Investigating the regulation of the vaccine antigen Factor H binding protein in Neisseria meningitidis

Neisseria meningitidis is a strictly human pathogen and is a major cause of septicemia and meningitis worldwide. Factor H binding protein (fHbp) is a surface-exposed lipoprotein that binds human factor H (hfH) allowing the bacterium to evade the host innate immunity response. Of note, fHbp is a key antigen in two vaccines against N. meningitidis serogroup B. Although the fHbp gene is present in most circulating meningococcal strains, its level of expression varies among isolates and may influence strain susceptibility to anti-fHbp antisera. The aim of the study was to understand the sequence determinants that control fHbp expression in globally circulating strains. We analyzed the upstream fHbp intergenic region (fIR) of a panel of 105 invasive strains and we identified nine fIR sequence types which represent 77% of the isolates. By mass spectrometry we obtained an absolute quantification of fHbp in the same panel of strains and found a correlation between the fIR type and fHbp amounts. By the generation of a series of isogenic recombinant strains, where fHbp expression was under the control of each of the nine fIR types, we were able to confirm that the fIR sequence determines a specific level of expression and investigate the major determinants involved.
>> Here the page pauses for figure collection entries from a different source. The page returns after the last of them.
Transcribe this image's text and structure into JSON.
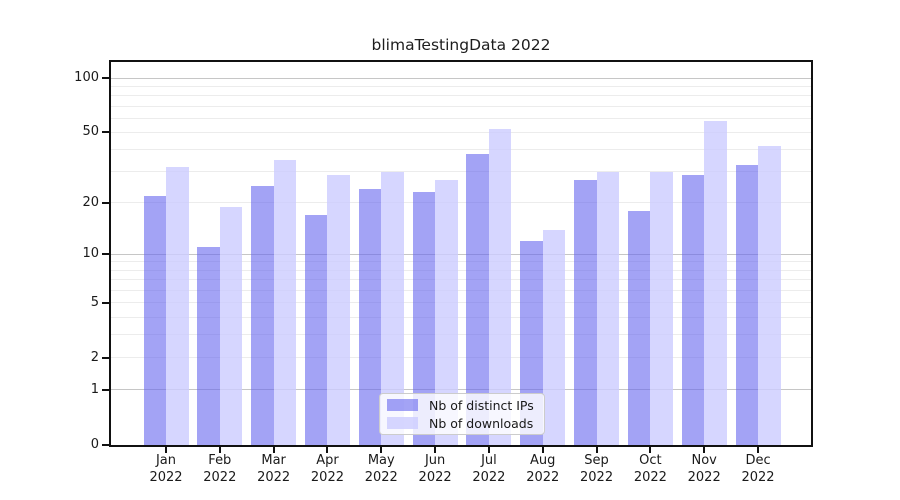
{
  "figure": {
    "background": "#ffffff"
  },
  "chart_data": {
    "type": "bar",
    "title": "blimaTestingData 2022",
    "categories": [
      "Jan 2022",
      "Feb 2022",
      "Mar 2022",
      "Apr 2022",
      "May 2022",
      "Jun 2022",
      "Jul 2022",
      "Aug 2022",
      "Sep 2022",
      "Oct 2022",
      "Nov 2022",
      "Dec 2022"
    ],
    "series": [
      {
        "name": "Nb of distinct IPs",
        "color": "#6666EE",
        "alpha": 0.6,
        "values": [
          22,
          11,
          25,
          17,
          24,
          23,
          38,
          12,
          27,
          18,
          29,
          33
        ]
      },
      {
        "name": "Nb of downloads",
        "color": "#CCCCFF",
        "alpha": 0.8,
        "values": [
          32,
          19,
          35,
          29,
          30,
          27,
          52,
          14,
          30,
          30,
          58,
          42
        ]
      }
    ],
    "xlabel": "",
    "ylabel": "",
    "yscale": "log1p",
    "ylim": [
      0,
      122
    ],
    "y_tick_labels": [
      100,
      50,
      20,
      10,
      5,
      2,
      1,
      0
    ],
    "y_major_gridlines": [
      1,
      10,
      100
    ],
    "y_minor_gridlines": [
      2,
      3,
      4,
      5,
      6,
      7,
      8,
      9,
      20,
      30,
      40,
      50,
      60,
      70,
      80,
      90
    ],
    "grid": true,
    "legend_position": "lower center"
  },
  "legend": {
    "items": [
      {
        "label": "Nb of distinct IPs"
      },
      {
        "label": "Nb of downloads"
      }
    ]
  },
  "colors": {
    "major_gridline": "#c6c6c6",
    "minor_gridline": "#ececec",
    "axis": "#111111",
    "text": "#1a1a1a",
    "legend_border": "#cccccc",
    "legend_background": "#ffffff"
  }
}
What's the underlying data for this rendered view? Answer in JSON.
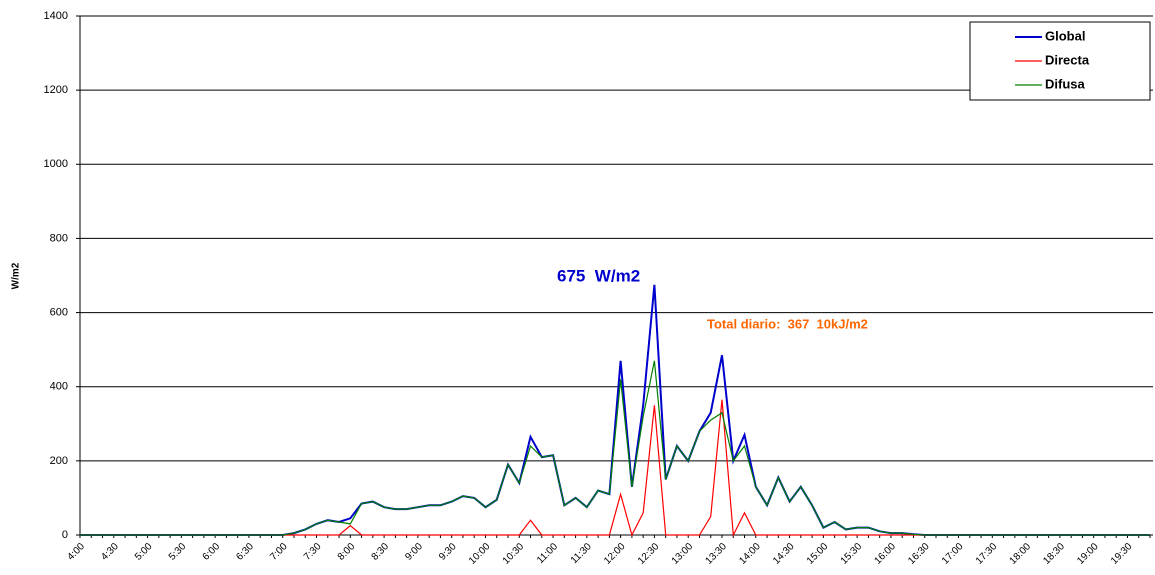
{
  "chart_data": {
    "type": "line",
    "y_label": "W/m2",
    "categories": [
      "4:00",
      null,
      null,
      "4:30",
      null,
      null,
      "5:00",
      null,
      null,
      "5:30",
      null,
      null,
      "6:00",
      null,
      null,
      "6:30",
      null,
      null,
      "7:00",
      null,
      null,
      "7:30",
      null,
      null,
      "8:00",
      null,
      null,
      "8:30",
      null,
      null,
      "9:00",
      null,
      null,
      "9:30",
      null,
      null,
      "10:00",
      null,
      null,
      "10:30",
      null,
      null,
      "11:00",
      null,
      null,
      "11:30",
      null,
      null,
      "12:00",
      null,
      null,
      "12:30",
      null,
      null,
      "13:00",
      null,
      null,
      "13:30",
      null,
      null,
      "14:00",
      null,
      null,
      "14:30",
      null,
      null,
      "15:00",
      null,
      null,
      "15:30",
      null,
      null,
      "16:00",
      null,
      null,
      "16:30",
      null,
      null,
      "17:00",
      null,
      null,
      "17:30",
      null,
      null,
      "18:00",
      null,
      null,
      "18:30",
      null,
      null,
      "19:00",
      null,
      null,
      "19:30",
      null,
      null
    ],
    "series": [
      {
        "name": "Global",
        "color": "#0000cc",
        "values": [
          0,
          0,
          0,
          0,
          0,
          0,
          0,
          0,
          0,
          0,
          0,
          0,
          0,
          0,
          0,
          0,
          0,
          0,
          0,
          5,
          15,
          30,
          40,
          35,
          45,
          85,
          90,
          75,
          70,
          70,
          75,
          80,
          80,
          90,
          105,
          100,
          75,
          95,
          190,
          140,
          265,
          210,
          215,
          80,
          100,
          75,
          120,
          110,
          470,
          130,
          350,
          675,
          150,
          240,
          200,
          280,
          330,
          485,
          200,
          270,
          130,
          80,
          155,
          90,
          130,
          80,
          20,
          35,
          15,
          20,
          20,
          10,
          5,
          5,
          2,
          0,
          0,
          0,
          0,
          0,
          0,
          0,
          0,
          0,
          0,
          0,
          0,
          0,
          0,
          0,
          0,
          0,
          0,
          0,
          0,
          0
        ]
      },
      {
        "name": "Directa",
        "color": "#ff0000",
        "values": [
          0,
          0,
          0,
          0,
          0,
          0,
          0,
          0,
          0,
          0,
          0,
          0,
          0,
          0,
          0,
          0,
          0,
          0,
          0,
          0,
          0,
          0,
          0,
          0,
          25,
          0,
          0,
          0,
          0,
          0,
          0,
          0,
          0,
          0,
          0,
          0,
          0,
          0,
          0,
          0,
          40,
          0,
          0,
          0,
          0,
          0,
          0,
          0,
          110,
          0,
          60,
          350,
          0,
          0,
          0,
          0,
          50,
          365,
          0,
          60,
          0,
          0,
          0,
          0,
          0,
          0,
          0,
          0,
          0,
          0,
          0,
          0,
          0,
          0,
          0,
          0,
          0,
          0,
          0,
          0,
          0,
          0,
          0,
          0,
          0,
          0,
          0,
          0,
          0,
          0,
          0,
          0,
          0,
          0,
          0,
          0
        ]
      },
      {
        "name": "Difusa",
        "color": "#008000",
        "values": [
          0,
          0,
          0,
          0,
          0,
          0,
          0,
          0,
          0,
          0,
          0,
          0,
          0,
          0,
          0,
          0,
          0,
          0,
          0,
          5,
          15,
          30,
          40,
          35,
          30,
          85,
          90,
          75,
          70,
          70,
          75,
          80,
          80,
          90,
          105,
          100,
          75,
          95,
          190,
          140,
          240,
          210,
          215,
          80,
          100,
          75,
          120,
          110,
          420,
          130,
          320,
          470,
          150,
          240,
          200,
          280,
          310,
          330,
          200,
          240,
          130,
          80,
          155,
          90,
          130,
          80,
          20,
          35,
          15,
          20,
          20,
          10,
          5,
          5,
          2,
          0,
          0,
          0,
          0,
          0,
          0,
          0,
          0,
          0,
          0,
          0,
          0,
          0,
          0,
          0,
          0,
          0,
          0,
          0,
          0,
          0
        ]
      }
    ],
    "ylim": [
      0,
      1400
    ],
    "yticks": [
      0,
      200,
      400,
      600,
      800,
      1000,
      1200,
      1400
    ],
    "grid": true,
    "legend": "upper right",
    "annotations": [
      {
        "text": "675  W/m2",
        "color": "#0000cc"
      },
      {
        "text": "Total diario:  367  10kJ/m2",
        "color": "#ff6600"
      }
    ]
  }
}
The quantity of fHbp on the surface of the bacteria correlated directly with the susceptibility to killing mediated by anti-fHbp antibodies in immune sera. The influence of fHbp to mediate the evasion from generic complement-mediated killing presumably through binding of hfH was assessed and survival in human non-immune serum was less correlated with protein amounts measured from an in vitro growth culture. Overall, we demonstrated that the expression level of this antigen can be inferred by the DNA sequence of the fHbp intergenic region. Therefore, our findings can contribute to understand and predict vaccine coverage mediated by fHbp.